Prolife
legislation addressing RU-486
With RU-486 approved for use in the United States, prolife people
are concerned for the health and safety of women seeking this chemical
cocktail abortion method. On February 6, 2001, two prolife legislators,
U.S. Senator Tom Hutchinson and U.S. Representative David Vitter,
introduced a bill to put safeguards in place for doctors prescribing
RU-486, the dangerous chemical abortion method used to end the life
of a developing human being early in a pregnancy.
This common sense legislation would require doctors prescribing
RU-486 to be able to handle most of the possible complications that
are associated with chemical abortions. Conditions included in the
legislation state that a doctor must be able to read an ultrasound
to determine the gestational age of the unborn child and to confirm
the pregnancy isn't an ectopic or tubal pregnancy. Also, doctors
would need to be able to admit women to a nearby hospital when complications
do arise. Complications women experience after taking RU-486 based
on current clinical data include: 5 percent failure to complete
abortion, 2 percent hemorrhaging (some require blood transfusions),
2 percent surgical intervention to stop bleeding, and 1 percent
of women require hospitalization.
The complications for mifepristone and misoprostol (the two drugs
used in an RU-486 abortion) double if the pregnancy is 56 to 63
days1. Such complications could become
more likely if doctors don't know how to use ultrasound.

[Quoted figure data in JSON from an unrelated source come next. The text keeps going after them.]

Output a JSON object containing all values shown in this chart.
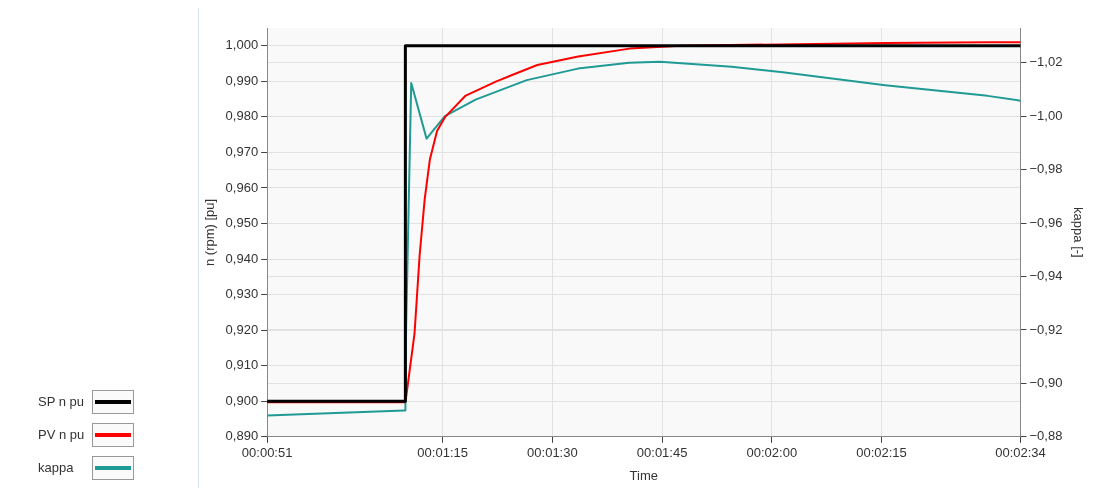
{
  "chart_data": {
    "type": "line",
    "xlabel": "Time",
    "ylabel": "n (rpm) [pu]",
    "y2label": "kappa [-]",
    "xlim": [
      0.014167,
      0.042778
    ],
    "xticks": [
      {
        "value": 0.014167,
        "label": "00:00:51"
      },
      {
        "value": 0.020833,
        "label": "00:01:15"
      },
      {
        "value": 0.025,
        "label": "00:01:30"
      },
      {
        "value": 0.029167,
        "label": "00:01:45"
      },
      {
        "value": 0.033333,
        "label": "00:02:00"
      },
      {
        "value": 0.0375,
        "label": "00:02:15"
      },
      {
        "value": 0.042778,
        "label": "00:02:34"
      }
    ],
    "ylim": [
      0.89,
      1.005
    ],
    "yticks": [
      {
        "value": 0.89,
        "label": "0,890"
      },
      {
        "value": 0.9,
        "label": "0,900"
      },
      {
        "value": 0.91,
        "label": "0,910"
      },
      {
        "value": 0.92,
        "label": "0,920"
      },
      {
        "value": 0.93,
        "label": "0,930"
      },
      {
        "value": 0.94,
        "label": "0,940"
      },
      {
        "value": 0.95,
        "label": "0,950"
      },
      {
        "value": 0.96,
        "label": "0,960"
      },
      {
        "value": 0.97,
        "label": "0,970"
      },
      {
        "value": 0.98,
        "label": "0,980"
      },
      {
        "value": 0.99,
        "label": "0,990"
      },
      {
        "value": 1.0,
        "label": "1,000"
      }
    ],
    "y2lim": [
      -0.88,
      -1.033
    ],
    "y2ticks": [
      {
        "value": -0.88,
        "label": "−0,88"
      },
      {
        "value": -0.9,
        "label": "−0,90"
      },
      {
        "value": -0.92,
        "label": "−0,92"
      },
      {
        "value": -0.94,
        "label": "−0,94"
      },
      {
        "value": -0.96,
        "label": "−0,96"
      },
      {
        "value": -0.98,
        "label": "−0,98"
      },
      {
        "value": -1.0,
        "label": "−1,00"
      },
      {
        "value": -1.02,
        "label": "−1,02"
      }
    ],
    "grid": true,
    "legend": "bottom left",
    "marker": "none",
    "series": [
      {
        "name": "SP n pu",
        "type": "step",
        "color": "#000000",
        "x": [
          0.014167,
          0.019417,
          0.042778
        ],
        "values": [
          0.9,
          1.0,
          1.0
        ]
      },
      {
        "name": "PV n pu",
        "color": "#ff0000",
        "x": [
          0.014167,
          0.019375,
          0.019444,
          0.019764,
          0.019958,
          0.020153,
          0.020347,
          0.02062,
          0.020931,
          0.021708,
          0.022875,
          0.024428,
          0.025983,
          0.027928,
          0.029869,
          0.037644,
          0.041533,
          0.042778
        ],
        "values": [
          0.8997,
          0.8997,
          0.901,
          0.919,
          0.941,
          0.957,
          0.968,
          0.976,
          0.98,
          0.986,
          0.99,
          0.9946,
          0.997,
          0.9992,
          1.0,
          1.0008,
          1.001,
          1.001
        ]
      },
      {
        "name": "kappa",
        "axis": "y2",
        "color": "#1f9a94",
        "x": [
          0.014167,
          0.019375,
          0.019417,
          0.019444,
          0.019639,
          0.020222,
          0.020917,
          0.022083,
          0.024028,
          0.025972,
          0.027917,
          0.029083,
          0.031806,
          0.03375,
          0.037639,
          0.041528,
          0.042778
        ],
        "values": [
          -0.888,
          -0.8898,
          -0.8898,
          -0.92,
          -1.0124,
          -0.9916,
          -1.0,
          -1.0062,
          -1.0135,
          -1.0178,
          -1.02,
          -1.0204,
          -1.0185,
          -1.0164,
          -1.0116,
          -1.0076,
          -1.0058
        ]
      }
    ]
  }
}
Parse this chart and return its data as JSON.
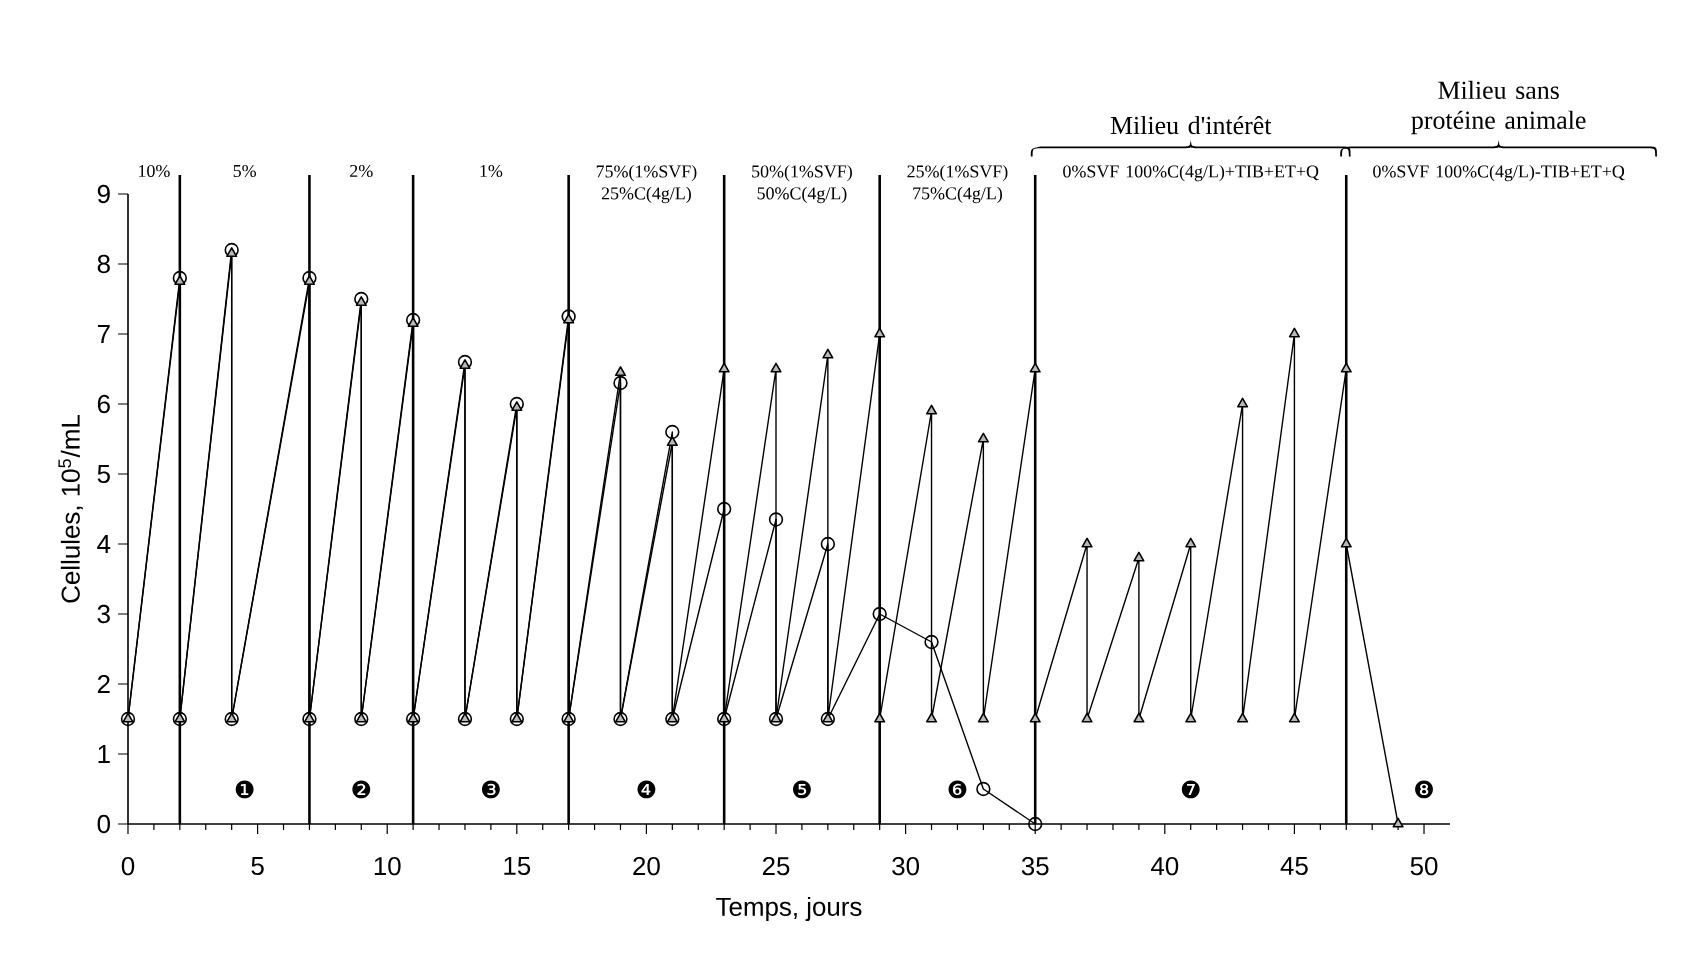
{
  "chart_data": {
    "type": "line",
    "xlabel": "Temps, jours",
    "ylabel": "Cellules, 10$^{5}$/mL",
    "xlim": [
      0,
      51
    ],
    "ylim": [
      0,
      9
    ],
    "xticks": [
      0,
      5,
      10,
      15,
      20,
      25,
      30,
      35,
      40,
      45,
      50
    ],
    "yticks": [
      0,
      1,
      2,
      3,
      4,
      5,
      6,
      7,
      8,
      9
    ],
    "grid": false,
    "series": [
      {
        "color": "#000000",
        "marker": "circle",
        "x": [
          0,
          2,
          2,
          4,
          4,
          7,
          7,
          9,
          9,
          11,
          11,
          13,
          13,
          15,
          15,
          17,
          17,
          19,
          19,
          21,
          21,
          23,
          23,
          25,
          25,
          27,
          27,
          29,
          31,
          33,
          35
        ],
        "values": [
          1.5,
          7.8,
          1.5,
          8.2,
          1.5,
          7.8,
          1.5,
          7.5,
          1.5,
          7.2,
          1.5,
          6.6,
          1.5,
          6.0,
          1.5,
          7.25,
          1.5,
          6.3,
          1.5,
          5.6,
          1.5,
          4.5,
          1.5,
          4.35,
          1.5,
          4.0,
          1.5,
          3.0,
          2.6,
          0.5,
          0
        ]
      },
      {
        "color": "#000000",
        "marker": "triangle",
        "x": [
          0,
          2,
          2,
          4,
          4,
          7,
          7,
          9,
          9,
          11,
          11,
          13,
          13,
          15,
          15,
          17,
          17,
          19,
          19,
          21,
          21,
          23,
          23,
          25,
          25,
          27,
          27,
          29,
          29,
          31,
          31,
          33,
          33,
          35,
          35,
          37,
          37,
          39,
          39,
          41,
          41,
          43,
          43,
          45,
          45,
          47,
          47,
          49
        ],
        "values": [
          1.5,
          7.75,
          1.5,
          8.15,
          1.5,
          7.75,
          1.5,
          7.45,
          1.5,
          7.15,
          1.5,
          6.55,
          1.5,
          5.95,
          1.5,
          7.2,
          1.5,
          6.45,
          1.5,
          5.45,
          1.5,
          6.5,
          1.5,
          6.5,
          1.5,
          6.7,
          1.5,
          7.0,
          1.5,
          5.9,
          1.5,
          5.5,
          1.5,
          6.5,
          1.5,
          4.0,
          1.5,
          3.8,
          1.5,
          4.0,
          1.5,
          6.0,
          1.5,
          7.0,
          1.5,
          6.5,
          4.0,
          0
        ]
      }
    ],
    "ref_lines": [
      {
        "axis": "x",
        "value": 2
      },
      {
        "axis": "x",
        "value": 7
      },
      {
        "axis": "x",
        "value": 11
      },
      {
        "axis": "x",
        "value": 17
      },
      {
        "axis": "x",
        "value": 23
      },
      {
        "axis": "x",
        "value": 29
      },
      {
        "axis": "x",
        "value": 35
      },
      {
        "axis": "x",
        "value": 47
      }
    ],
    "annotations": [
      "10%",
      "5%",
      "2%",
      "1%",
      "75%(1%SVF) 25%C(4g/L)",
      "50%(1%SVF) 50%C(4g/L)",
      "25%(1%SVF) 75%C(4g/L)",
      "0%SVF 100%C(4g/L)+TIB+ET+Q",
      "0%SVF 100%C(4g/L)-TIB+ET+Q",
      "❶",
      "❷",
      "❸",
      "❹",
      "❺",
      "❻",
      "❼",
      "❽",
      "Milieu d'intérêt",
      "Milieu sans protéine animale"
    ]
  }
}
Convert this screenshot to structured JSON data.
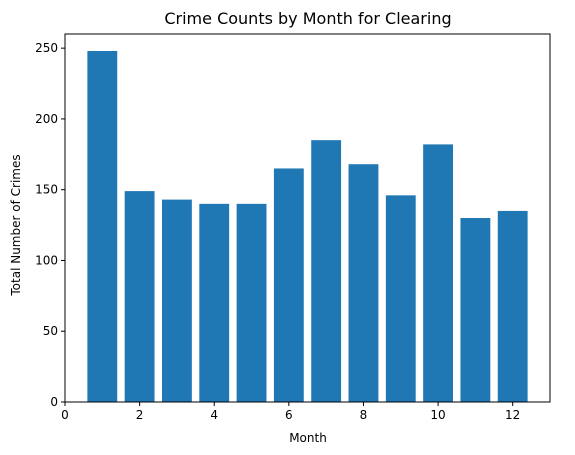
{
  "chart_data": {
    "type": "bar",
    "title": "Crime Counts by Month for Clearing",
    "xlabel": "Month",
    "ylabel": "Total Number of Crimes",
    "x": [
      1,
      2,
      3,
      4,
      5,
      6,
      7,
      8,
      9,
      10,
      11,
      12
    ],
    "values": [
      248,
      149,
      143,
      140,
      140,
      165,
      185,
      168,
      146,
      182,
      130,
      135
    ],
    "xlim": [
      0,
      13
    ],
    "ylim": [
      0,
      260
    ],
    "xticks": [
      0,
      2,
      4,
      6,
      8,
      10,
      12
    ],
    "yticks": [
      0,
      50,
      100,
      150,
      200,
      250
    ],
    "bar_color": "#1f77b4",
    "grid": false,
    "legend": "none"
  }
}
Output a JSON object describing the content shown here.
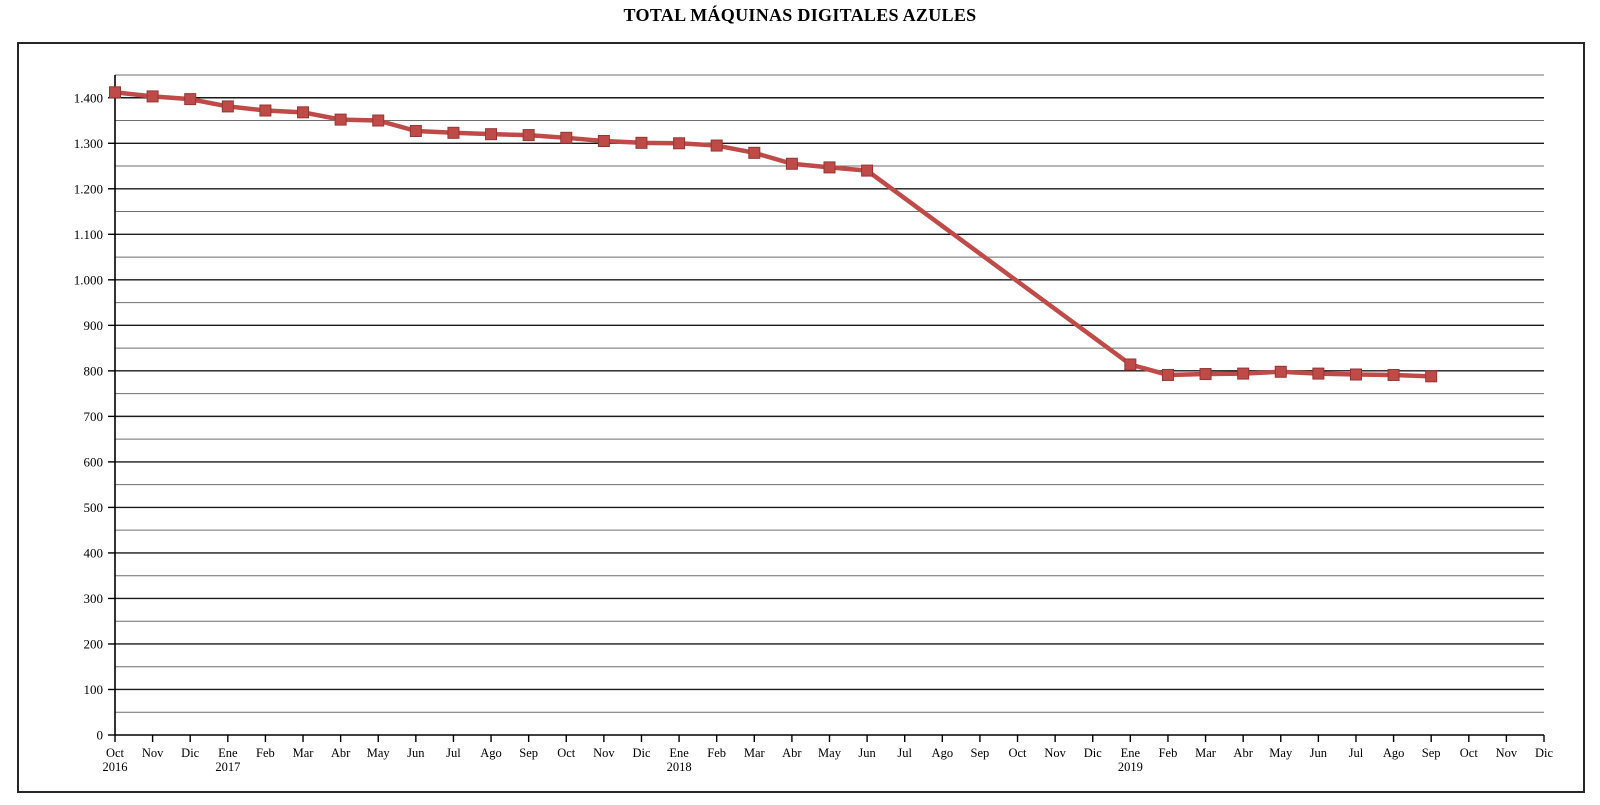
{
  "title": "TOTAL MÁQUINAS DIGITALES AZULES",
  "chart_data": {
    "type": "line",
    "title": "TOTAL MÁQUINAS DIGITALES AZULES",
    "xlabel": "",
    "ylabel": "",
    "ylim": [
      0,
      1450
    ],
    "y_major_step": 100,
    "y_minor_step": 50,
    "grid": "on",
    "legend": "none",
    "y_tick_labels": [
      "0",
      "100",
      "200",
      "300",
      "400",
      "500",
      "600",
      "700",
      "800",
      "900",
      "1.000",
      "1.100",
      "1.200",
      "1.300",
      "1.400"
    ],
    "categories": [
      {
        "month": "Oct",
        "year": "2016"
      },
      {
        "month": "Nov"
      },
      {
        "month": "Dic"
      },
      {
        "month": "Ene",
        "year": "2017"
      },
      {
        "month": "Feb"
      },
      {
        "month": "Mar"
      },
      {
        "month": "Abr"
      },
      {
        "month": "May"
      },
      {
        "month": "Jun"
      },
      {
        "month": "Jul"
      },
      {
        "month": "Ago"
      },
      {
        "month": "Sep"
      },
      {
        "month": "Oct"
      },
      {
        "month": "Nov"
      },
      {
        "month": "Dic"
      },
      {
        "month": "Ene",
        "year": "2018"
      },
      {
        "month": "Feb"
      },
      {
        "month": "Mar"
      },
      {
        "month": "Abr"
      },
      {
        "month": "May"
      },
      {
        "month": "Jun"
      },
      {
        "month": "Jul"
      },
      {
        "month": "Ago"
      },
      {
        "month": "Sep"
      },
      {
        "month": "Oct"
      },
      {
        "month": "Nov"
      },
      {
        "month": "Dic"
      },
      {
        "month": "Ene",
        "year": "2019"
      },
      {
        "month": "Feb"
      },
      {
        "month": "Mar"
      },
      {
        "month": "Abr"
      },
      {
        "month": "May"
      },
      {
        "month": "Jun"
      },
      {
        "month": "Jul"
      },
      {
        "month": "Ago"
      },
      {
        "month": "Sep"
      },
      {
        "month": "Oct"
      },
      {
        "month": "Nov"
      },
      {
        "month": "Dic"
      }
    ],
    "series": [
      {
        "name": "Total máquinas digitales azules",
        "color": "#BE4B48",
        "marker": "square",
        "marker_border_color": "#943634",
        "values": [
          1412,
          1403,
          1397,
          1381,
          1372,
          1368,
          1352,
          1350,
          1327,
          1323,
          1320,
          1318,
          1312,
          1305,
          1301,
          1300,
          1295,
          1279,
          1255,
          1247,
          1240,
          null,
          null,
          null,
          null,
          null,
          null,
          814,
          791,
          793,
          794,
          798,
          794,
          792,
          791,
          788,
          null,
          null,
          null
        ]
      }
    ],
    "colors": {
      "major_gridline": "#1a1a1a",
      "minor_gridline": "#6e6e6e",
      "axis": "#000000",
      "chart_border": "#262626",
      "background": "#ffffff"
    }
  }
}
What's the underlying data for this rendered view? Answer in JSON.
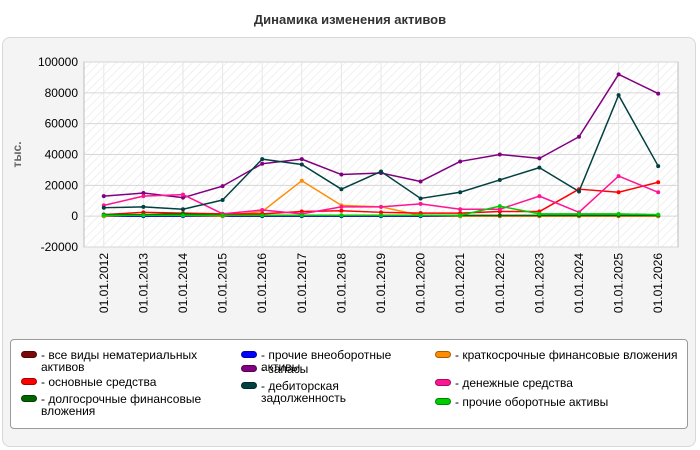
{
  "chart_data": {
    "type": "line",
    "title": "Динамика изменения активов",
    "ylabel": "тыс.",
    "xlabel": "",
    "ylim": [
      -20000,
      100000
    ],
    "yticks": [
      -20000,
      0,
      20000,
      40000,
      60000,
      80000,
      100000
    ],
    "grid": true,
    "legend_position": "bottom",
    "categories": [
      "01.01.2012",
      "01.01.2013",
      "01.01.2014",
      "01.01.2015",
      "01.01.2016",
      "01.01.2017",
      "01.01.2018",
      "01.01.2019",
      "01.01.2020",
      "01.01.2021",
      "01.01.2022",
      "01.01.2023",
      "01.01.2024",
      "01.01.2025",
      "01.01.2026"
    ],
    "series": [
      {
        "name": "- все виды нематериальных активов",
        "color": "#7a0a0a",
        "values": [
          0,
          0,
          0,
          0,
          0,
          0,
          0,
          0,
          0,
          0,
          0,
          0,
          0,
          0,
          0
        ]
      },
      {
        "name": "- прочие внеоборотные активы",
        "color": "#0000ff",
        "values": [
          0,
          0,
          0,
          0,
          0,
          0,
          0,
          0,
          0,
          0,
          0,
          0,
          0,
          0,
          0
        ]
      },
      {
        "name": "- краткосрочные финансовые вложения",
        "color": "#ff8c00",
        "values": [
          0,
          1000,
          500,
          0,
          3000,
          23000,
          7000,
          6000,
          500,
          0,
          0,
          0,
          0,
          0,
          0
        ]
      },
      {
        "name": "- основные средства",
        "color": "#ff0000",
        "values": [
          1000,
          2500,
          2000,
          1500,
          1500,
          3000,
          3500,
          2500,
          2000,
          2000,
          3000,
          3000,
          17500,
          15500,
          22000
        ]
      },
      {
        "name": "- запасы",
        "color": "#800080",
        "values": [
          13000,
          15000,
          12000,
          19500,
          34000,
          37000,
          27000,
          28000,
          22500,
          35500,
          40000,
          37500,
          51500,
          92000,
          79500
        ]
      },
      {
        "name": "- денежные средства",
        "color": "#ff1493",
        "values": [
          7000,
          13000,
          14000,
          1500,
          4000,
          1500,
          6000,
          6000,
          8000,
          4500,
          4500,
          13000,
          2500,
          26000,
          15500
        ]
      },
      {
        "name": "- долгосрочные финансовые вложения",
        "color": "#006400",
        "values": [
          1000,
          1000,
          1500,
          500,
          500,
          500,
          500,
          500,
          500,
          500,
          500,
          500,
          500,
          500,
          500
        ]
      },
      {
        "name": "- дебиторская задолженность",
        "color": "#004040",
        "values": [
          5500,
          6000,
          4500,
          10500,
          37000,
          33500,
          17500,
          29000,
          11500,
          15500,
          23500,
          31500,
          16000,
          78500,
          32500
        ]
      },
      {
        "name": "- прочие оборотные активы",
        "color": "#00cc00",
        "values": [
          500,
          500,
          500,
          500,
          500,
          500,
          500,
          500,
          500,
          500,
          6500,
          1500,
          1500,
          1500,
          1000
        ]
      }
    ]
  }
}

The American Association of Pro-Life Obstetricians and Gynecologists
Statement on Mifeprex (RU-486) says that this drug is "anything
but a life saving medication" and that the FDA's fast track
approval means that "women injured by the drug may find it
very difficult to recover damages." The doctors note that the
"dishonest use of the FDA's protocol to approve Mifeprex slights
American women."
When the Food and Drug Administration approved RU-486, it did so
under an accelerated process for drug approval called "21 CFR
314 Subpart H." According to the FDA, this accelerated process
was supposed to be used only to "accelerate approval of certain
drugs for serious or life-threatening illnesses." The FDA also
set aside and modified clauses when it approved the drug in September
of 2000. The safeguards left out would have provided some needed
patient protection.
The current FDA requirements for doctors prescribing RU-486 state
doctors "must be able to assess the duration of the pregnancy
accurately" and "be able to diagnose ectopic pregnancies;" however, the FDA doesn't require the doctors to be able to read
an ultrasound. The only surefire way to date a woman's pregnancy
and diagnose an ectopic pregnancy is ultrasound, according to AAPLOG.
FDA requirements for doctors allow the number of potential abortionists
to increase exponentially to include people who have no training
or skills to deal with possible complications. When the FDA approved
RU-486, the best interests of women were set aside. In other countries,
women experience a mandatory four-hour waiting period at the abortion
clinic, the period in which the unborn child is most likely to be
aborted. In the U.S., however, doctors can send women home right
before the most painful and dangerous part of the abortion, the
expulsion of the child. The FDA requirements for RU-486 are less
conservative than regulations in other countries such as Britain
and France. The current FDA policy isn't physically safer for women
but more convenient for the doctors prescribing the pills. This
is a serious concern for prolife people.
RU-486 is obviously not as safe as abortion advocates would like
the public to believe. The women taking these drugs should know
the risks. To help, call or write your U.S. Representative and U.S.
Senators and urge them to try to push Hutchinson's and Vitter's
bill, also known as the RU-486 Patient Health and Safety Protection
Act (S. 251, HR 482), through the process of becoming a law.
Reference:
1 Irving M. Spitz, C. Wayne Bardin, Lauri Benton,
Ann Robins, "Early Pregnancy Termination with Mifepristone
and Misoprostol in the United States," New England Journal
of Medicine, Vol. 338, No. 18 (April 30, 1998), pp. 1241-1247.